I understand that but I'm just trying to look at this with the factor of speed. How exactly is speed related to work? I'm still confused sorry.
wouldn't it take 40 seconds for the bucket to be outside again? considering the bucket is moving at a constant rate of 2ft/s and well is 80ft deep?
uhh... msayer, you're right.
also the mass/weight would be a function of time since it starts with 44lbs initial and loses 0.2lb/s therefore, mass/weight would be \[m(t) = 44-(0.2 \times t)\]
just multiply m(t) x 80 ft (depth of well) = work?
not quite. First the units wouldn't work out. If we "assume" that the lb is in lbm rather than lbf, we would have to convert that.
even though initially the rate of speed was in ft/s already?
if the lb is in lbf, the units work out since it would be force x distance
Would I have to factor in the force of gravity as well?
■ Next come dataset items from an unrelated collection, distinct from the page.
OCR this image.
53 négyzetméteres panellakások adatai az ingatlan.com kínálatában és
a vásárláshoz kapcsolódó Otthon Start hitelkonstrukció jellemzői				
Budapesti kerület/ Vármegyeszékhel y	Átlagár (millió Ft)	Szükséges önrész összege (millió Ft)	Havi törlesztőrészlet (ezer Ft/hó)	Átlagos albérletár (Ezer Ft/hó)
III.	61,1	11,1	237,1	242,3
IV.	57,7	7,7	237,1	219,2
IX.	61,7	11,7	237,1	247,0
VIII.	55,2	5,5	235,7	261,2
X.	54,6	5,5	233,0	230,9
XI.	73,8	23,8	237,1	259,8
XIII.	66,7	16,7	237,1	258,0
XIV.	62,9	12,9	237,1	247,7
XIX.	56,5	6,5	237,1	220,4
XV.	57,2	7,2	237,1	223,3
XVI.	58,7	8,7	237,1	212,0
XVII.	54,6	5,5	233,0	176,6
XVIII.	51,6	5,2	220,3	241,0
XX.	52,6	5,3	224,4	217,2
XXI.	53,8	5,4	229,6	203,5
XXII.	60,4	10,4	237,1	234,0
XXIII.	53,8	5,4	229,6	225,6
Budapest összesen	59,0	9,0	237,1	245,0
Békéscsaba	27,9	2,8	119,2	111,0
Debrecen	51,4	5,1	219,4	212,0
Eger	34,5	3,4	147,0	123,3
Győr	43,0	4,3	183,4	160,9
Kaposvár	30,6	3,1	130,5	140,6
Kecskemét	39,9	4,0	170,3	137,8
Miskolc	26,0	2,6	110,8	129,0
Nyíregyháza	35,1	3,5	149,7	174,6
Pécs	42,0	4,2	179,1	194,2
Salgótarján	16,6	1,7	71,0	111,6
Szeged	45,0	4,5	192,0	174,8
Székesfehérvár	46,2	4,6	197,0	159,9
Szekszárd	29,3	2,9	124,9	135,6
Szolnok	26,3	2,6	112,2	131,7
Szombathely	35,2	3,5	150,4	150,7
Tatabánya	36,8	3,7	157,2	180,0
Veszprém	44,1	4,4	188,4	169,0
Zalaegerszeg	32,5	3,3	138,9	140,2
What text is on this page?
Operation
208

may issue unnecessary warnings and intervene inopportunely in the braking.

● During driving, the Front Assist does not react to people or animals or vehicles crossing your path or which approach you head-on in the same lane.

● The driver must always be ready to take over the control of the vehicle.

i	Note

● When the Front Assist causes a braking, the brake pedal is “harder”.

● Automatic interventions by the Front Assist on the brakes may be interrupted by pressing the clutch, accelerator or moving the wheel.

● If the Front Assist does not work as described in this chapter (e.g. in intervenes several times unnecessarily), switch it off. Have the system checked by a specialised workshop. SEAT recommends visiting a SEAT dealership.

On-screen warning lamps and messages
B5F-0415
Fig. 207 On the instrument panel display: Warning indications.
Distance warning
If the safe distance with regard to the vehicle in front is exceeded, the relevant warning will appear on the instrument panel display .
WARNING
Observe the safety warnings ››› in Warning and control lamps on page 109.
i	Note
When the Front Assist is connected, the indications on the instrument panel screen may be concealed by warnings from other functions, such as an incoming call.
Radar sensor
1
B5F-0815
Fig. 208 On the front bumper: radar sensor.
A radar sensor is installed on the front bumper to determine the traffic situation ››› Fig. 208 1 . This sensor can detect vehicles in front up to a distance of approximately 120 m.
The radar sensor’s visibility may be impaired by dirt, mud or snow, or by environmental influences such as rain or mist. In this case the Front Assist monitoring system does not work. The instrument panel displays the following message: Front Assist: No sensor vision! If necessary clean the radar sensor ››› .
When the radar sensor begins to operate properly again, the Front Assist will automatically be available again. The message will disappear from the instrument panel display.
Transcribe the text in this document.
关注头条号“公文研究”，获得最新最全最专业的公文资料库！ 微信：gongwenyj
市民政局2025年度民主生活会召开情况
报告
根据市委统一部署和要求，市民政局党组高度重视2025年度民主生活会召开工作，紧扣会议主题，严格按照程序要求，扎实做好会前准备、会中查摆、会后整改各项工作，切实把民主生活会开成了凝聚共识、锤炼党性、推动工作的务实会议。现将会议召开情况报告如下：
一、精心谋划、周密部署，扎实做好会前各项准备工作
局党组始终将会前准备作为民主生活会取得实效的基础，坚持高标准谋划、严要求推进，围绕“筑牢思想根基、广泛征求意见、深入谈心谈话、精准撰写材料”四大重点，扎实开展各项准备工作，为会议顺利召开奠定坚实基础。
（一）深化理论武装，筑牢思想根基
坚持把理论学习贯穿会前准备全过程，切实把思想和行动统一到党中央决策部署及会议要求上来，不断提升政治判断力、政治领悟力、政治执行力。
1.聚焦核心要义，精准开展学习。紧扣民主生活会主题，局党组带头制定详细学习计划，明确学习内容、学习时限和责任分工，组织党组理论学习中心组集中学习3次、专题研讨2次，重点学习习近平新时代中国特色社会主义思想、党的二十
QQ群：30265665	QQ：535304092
making an assumption that the 44lb of water and bucket are weight rather than mass, you wouldn't have to add gravity to your calculation - this would be saying they are in units of lbf rather than lbm
ah so the solution should be as simple as 36lb x 80 ft? (Subtracting m(t) from 44 for weight)
not quite - what you stated indicates that you are pulling 36lb weight up 80ft. In this problem, we are pulling an initial weight of 44lbs which becomes 36lbs at the end. This means that you will have to integrate.
oh yeah.. duh. The Equation module is out of view as far as correct symbols so, Would the integral look like (0-40) (44-.2x)dx
b=initial time of 40 sec